Mathematically, the CRC sent is (M(x) * x^n) mod P(x) = R(x) (perhaps, within some constant, or/and perhaps with some prescribed bits added at beginning of M(x), corresponding to an initialization of the CRC register), and the CRC computed on the receiving side is over the concatenation of M(x) and R(x), that is
(M(x) * x^n + R(x)) mod P(x), which is zero (or said constant).
It insures that burst of errors affecting both the end of the message and the contiguous CRC benefit from the full level of protection afforded by the choice of polynomial. In particular, if we computed C(x) as M(x) mod P(x), flipping the last bit of M(x) and the last bit of C(x) would go undetected, when most polynomials used in error detection insure that any two-bit error is detected up to some large message size.
It is common practice to have CRC polynomials used for error detection divisible by x+1, because it ensures that any error affecting an odd number of bits is detected. However that practice is not universal, and it would sometime prevents selection of a better polynomial for some useful definitions of better, including maximizing the length of message such that m errors are always detected (assuming no synchronization loss), for some combinations of m and n. In particular, if we want to be able to detect any 2-bit error for the longest message possible (which will be 2n-1 bits including n-bit CRC), we need the polynomial to be primitive, thus irreducible, thus (for n>1) not divisible by x+1.

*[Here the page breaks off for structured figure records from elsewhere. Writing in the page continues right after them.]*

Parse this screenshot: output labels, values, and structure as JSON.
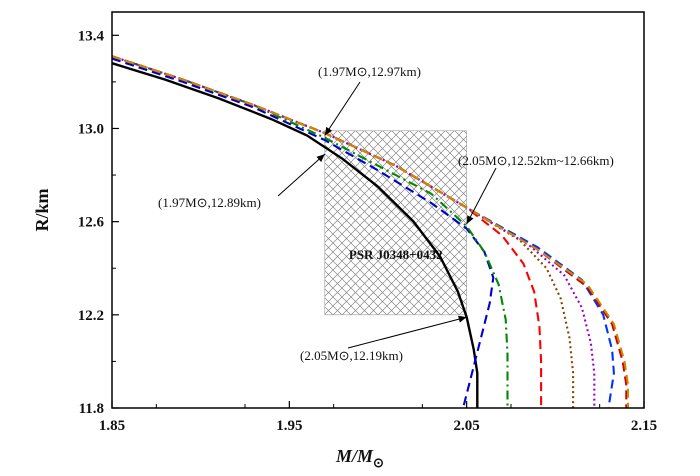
{
  "chart_data": {
    "type": "line",
    "xlabel": "M/M",
    "xlabel_sub": "⊙",
    "ylabel": "R/km",
    "xlim": [
      1.85,
      2.15
    ],
    "ylim": [
      11.8,
      13.5
    ],
    "xticks": [
      "1.85",
      "1.95",
      "2.05",
      "2.15"
    ],
    "yticks": [
      "11.8",
      "12.2",
      "12.6",
      "13.0",
      "13.4"
    ],
    "xtick_values": [
      1.85,
      1.95,
      2.05,
      2.15
    ],
    "ytick_values": [
      11.8,
      12.2,
      12.6,
      13.0,
      13.4
    ],
    "grid": false,
    "constraint_region": {
      "label": "PSR J0348+0432",
      "x": [
        1.97,
        2.05
      ],
      "y": [
        12.2,
        12.99
      ],
      "fill": "crosshatch"
    },
    "series": [
      {
        "color": "#000000",
        "style": "solid",
        "points": [
          [
            1.85,
            13.28
          ],
          [
            1.88,
            13.21
          ],
          [
            1.91,
            13.13
          ],
          [
            1.94,
            13.04
          ],
          [
            1.96,
            12.97
          ],
          [
            1.98,
            12.87
          ],
          [
            2.0,
            12.75
          ],
          [
            2.02,
            12.6
          ],
          [
            2.035,
            12.45
          ],
          [
            2.045,
            12.3
          ],
          [
            2.05,
            12.19
          ],
          [
            2.054,
            12.05
          ],
          [
            2.056,
            11.95
          ],
          [
            2.056,
            11.8
          ]
        ]
      },
      {
        "color": "#0000cc",
        "style": "dashed",
        "points": [
          [
            1.85,
            13.3
          ],
          [
            1.89,
            13.2
          ],
          [
            1.93,
            13.09
          ],
          [
            1.97,
            12.95
          ],
          [
            2.0,
            12.82
          ],
          [
            2.03,
            12.68
          ],
          [
            2.05,
            12.57
          ],
          [
            2.06,
            12.47
          ],
          [
            2.065,
            12.36
          ],
          [
            2.063,
            12.25
          ],
          [
            2.058,
            12.1
          ],
          [
            2.053,
            11.95
          ],
          [
            2.048,
            11.8
          ]
        ]
      },
      {
        "color": "#008800",
        "style": "dashdot",
        "points": [
          [
            1.85,
            13.31
          ],
          [
            1.89,
            13.21
          ],
          [
            1.93,
            13.1
          ],
          [
            1.97,
            12.96
          ],
          [
            2.0,
            12.84
          ],
          [
            2.03,
            12.72
          ],
          [
            2.05,
            12.58
          ],
          [
            2.06,
            12.47
          ],
          [
            2.068,
            12.33
          ],
          [
            2.072,
            12.18
          ],
          [
            2.073,
            12.03
          ],
          [
            2.073,
            11.8
          ]
        ]
      },
      {
        "color": "#ff0000",
        "style": "dashed",
        "points": [
          [
            1.85,
            13.31
          ],
          [
            1.89,
            13.21
          ],
          [
            1.93,
            13.1
          ],
          [
            1.97,
            12.98
          ],
          [
            2.01,
            12.84
          ],
          [
            2.05,
            12.66
          ],
          [
            2.07,
            12.54
          ],
          [
            2.082,
            12.42
          ],
          [
            2.088,
            12.3
          ],
          [
            2.091,
            12.15
          ],
          [
            2.092,
            12.0
          ],
          [
            2.092,
            11.8
          ]
        ]
      },
      {
        "color": "#884400",
        "style": "dotted",
        "points": [
          [
            1.85,
            13.31
          ],
          [
            1.89,
            13.21
          ],
          [
            1.93,
            13.1
          ],
          [
            1.97,
            12.98
          ],
          [
            2.01,
            12.84
          ],
          [
            2.05,
            12.66
          ],
          [
            2.08,
            12.52
          ],
          [
            2.095,
            12.4
          ],
          [
            2.103,
            12.27
          ],
          [
            2.108,
            12.1
          ],
          [
            2.11,
            11.95
          ],
          [
            2.11,
            11.8
          ]
        ]
      },
      {
        "color": "#9900cc",
        "style": "dotted",
        "points": [
          [
            1.85,
            13.31
          ],
          [
            1.89,
            13.21
          ],
          [
            1.93,
            13.1
          ],
          [
            1.97,
            12.98
          ],
          [
            2.01,
            12.84
          ],
          [
            2.05,
            12.66
          ],
          [
            2.085,
            12.5
          ],
          [
            2.105,
            12.37
          ],
          [
            2.115,
            12.23
          ],
          [
            2.12,
            12.08
          ],
          [
            2.122,
            11.95
          ],
          [
            2.122,
            11.8
          ]
        ]
      },
      {
        "color": "#0033ff",
        "style": "dashed",
        "points": [
          [
            1.85,
            13.31
          ],
          [
            1.89,
            13.21
          ],
          [
            1.93,
            13.1
          ],
          [
            1.97,
            12.98
          ],
          [
            2.01,
            12.84
          ],
          [
            2.05,
            12.66
          ],
          [
            2.09,
            12.49
          ],
          [
            2.115,
            12.35
          ],
          [
            2.127,
            12.2
          ],
          [
            2.132,
            12.05
          ],
          [
            2.133,
            11.95
          ],
          [
            2.13,
            11.8
          ]
        ]
      },
      {
        "color": "#cc0000",
        "style": "dashed",
        "points": [
          [
            1.85,
            13.31
          ],
          [
            1.89,
            13.21
          ],
          [
            1.93,
            13.1
          ],
          [
            1.97,
            12.98
          ],
          [
            2.01,
            12.84
          ],
          [
            2.05,
            12.66
          ],
          [
            2.09,
            12.48
          ],
          [
            2.118,
            12.32
          ],
          [
            2.132,
            12.16
          ],
          [
            2.138,
            12.0
          ],
          [
            2.14,
            11.9
          ],
          [
            2.14,
            11.8
          ]
        ]
      },
      {
        "color": "#cc8800",
        "style": "dashed",
        "points": [
          [
            1.85,
            13.31
          ],
          [
            1.89,
            13.21
          ],
          [
            1.93,
            13.1
          ],
          [
            1.97,
            12.98
          ],
          [
            2.01,
            12.84
          ],
          [
            2.05,
            12.66
          ],
          [
            2.09,
            12.48
          ],
          [
            2.118,
            12.33
          ],
          [
            2.133,
            12.16
          ],
          [
            2.139,
            12.0
          ],
          [
            2.141,
            11.9
          ],
          [
            2.141,
            11.8
          ]
        ]
      }
    ],
    "annotations": [
      {
        "text": "(1.97M⊙,12.97km)",
        "x": 1.97,
        "y": 12.97
      },
      {
        "text": "(1.97M⊙,12.89km)",
        "x": 1.97,
        "y": 12.89
      },
      {
        "text": "(2.05M⊙,12.52km~12.66km)",
        "x": 2.05,
        "y": 12.59
      },
      {
        "text": "(2.05M⊙,12.19km)",
        "x": 2.05,
        "y": 12.19
      }
    ]
  }
}
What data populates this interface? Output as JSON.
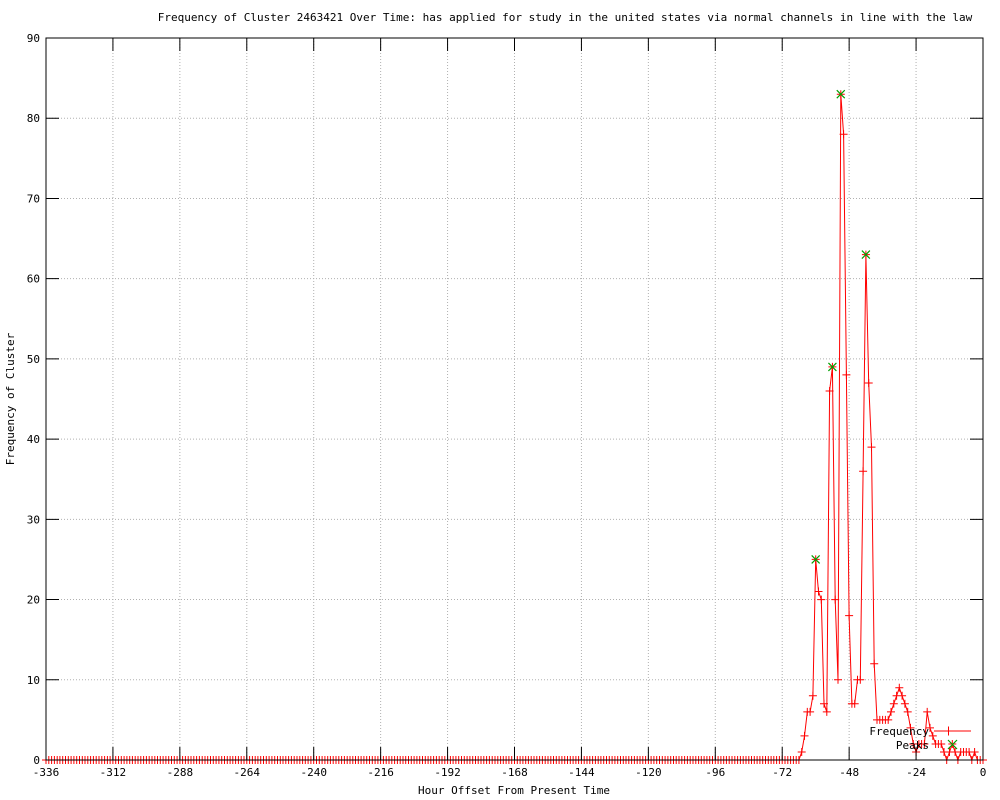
{
  "page": {
    "background": "#ffffff"
  },
  "chart_data": {
    "type": "line",
    "title": "Frequency of Cluster 2463421 Over Time: has applied for study in the united states via normal channels in line with the law",
    "xlabel": "Hour Offset From Present Time",
    "ylabel": "Frequency of Cluster",
    "xlim": [
      -336,
      0
    ],
    "ylim": [
      0,
      90
    ],
    "xticks": [
      -336,
      -312,
      -288,
      -264,
      -240,
      -216,
      -192,
      -168,
      -144,
      -120,
      -96,
      -72,
      -48,
      -24,
      0
    ],
    "yticks": [
      0,
      10,
      20,
      30,
      40,
      50,
      60,
      70,
      80,
      90
    ],
    "grid": true,
    "grid_style": "dotted",
    "legend_position": "bottom-right-inside",
    "colors": {
      "frequency_line": "#ff0000",
      "peak_marker": "#00a000",
      "grid": "#b0b0b0",
      "border": "#000000",
      "text": "#000000"
    },
    "series": [
      {
        "name": "Frequency",
        "color": "#ff0000",
        "marker": "plus",
        "style": "line-with-markers",
        "zero_from": -336,
        "zero_to": -67,
        "points": [
          [
            -66,
            0
          ],
          [
            -65,
            1
          ],
          [
            -64,
            3
          ],
          [
            -63,
            6
          ],
          [
            -62,
            6
          ],
          [
            -61,
            8
          ],
          [
            -60,
            25
          ],
          [
            -59,
            21
          ],
          [
            -58,
            20
          ],
          [
            -57,
            7
          ],
          [
            -56,
            6
          ],
          [
            -55,
            46
          ],
          [
            -54,
            49
          ],
          [
            -53,
            20
          ],
          [
            -52,
            10
          ],
          [
            -51,
            83
          ],
          [
            -50,
            78
          ],
          [
            -49,
            48
          ],
          [
            -48,
            18
          ],
          [
            -47,
            7
          ],
          [
            -46,
            7
          ],
          [
            -45,
            10
          ],
          [
            -44,
            10
          ],
          [
            -43,
            36
          ],
          [
            -42,
            63
          ],
          [
            -41,
            47
          ],
          [
            -40,
            39
          ],
          [
            -39,
            12
          ],
          [
            -38,
            5
          ],
          [
            -37,
            5
          ],
          [
            -36,
            5
          ],
          [
            -35,
            5
          ],
          [
            -34,
            5
          ],
          [
            -33,
            6
          ],
          [
            -32,
            7
          ],
          [
            -31,
            8
          ],
          [
            -30,
            9
          ],
          [
            -29,
            8
          ],
          [
            -28,
            7
          ],
          [
            -27,
            6
          ],
          [
            -26,
            4
          ],
          [
            -25,
            2
          ],
          [
            -24,
            1
          ],
          [
            -23,
            2
          ],
          [
            -22,
            2
          ],
          [
            -21,
            2
          ],
          [
            -20,
            6
          ],
          [
            -19,
            4
          ],
          [
            -18,
            3
          ],
          [
            -17,
            2
          ],
          [
            -16,
            2
          ],
          [
            -15,
            2
          ],
          [
            -14,
            1
          ],
          [
            -13,
            0
          ],
          [
            -12,
            1
          ],
          [
            -11,
            2
          ],
          [
            -10,
            1
          ],
          [
            -9,
            0
          ],
          [
            -8,
            1
          ],
          [
            -7,
            1
          ],
          [
            -6,
            1
          ],
          [
            -5,
            1
          ],
          [
            -4,
            0
          ],
          [
            -3,
            1
          ],
          [
            -2,
            0
          ],
          [
            -1,
            0
          ],
          [
            0,
            0
          ]
        ]
      },
      {
        "name": "Peaks",
        "color": "#00a000",
        "marker": "x",
        "style": "markers-only",
        "points": [
          [
            -60,
            25
          ],
          [
            -54,
            49
          ],
          [
            -51,
            83
          ],
          [
            -42,
            63
          ]
        ]
      }
    ]
  }
}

It is universal practice to have CRC polynomials used for error detection not divisible by x, because otherwise the last bit of CRC generated would be constant, and would not help towards detection of errors in the rest of the message+CRC.
When the data transmission is tampered 1 bit or 2 bits, can the receiver correct it automatically?
No, CRC is an error-detecting code, not an error-correcting code.
Read more here
CRC is primarily used as an error-detecting code. If the total number of bits (including those in the CRC) is smaller than the CRC's period, though, it is possible to correct single-bit errors by computing the syndrome (xor the calculated and received CRC's). Each bit will, if flipped individually, generate a unique syndrome. One can iterate the CRC algorithm to find the syndrome that would be associated with each bit; if one finds the syndrome associated with each bit, one can flip it and correct a single-bit error.
One major danger with doing this, though, is that the CRC will be much less useful for rejecting bogus data. If one uses an 8-bit CRC on a packet with 15 bytes of data, only one in 256 random packets would pass validity, but half of all random packets could be "corrected" by flipping a single bit.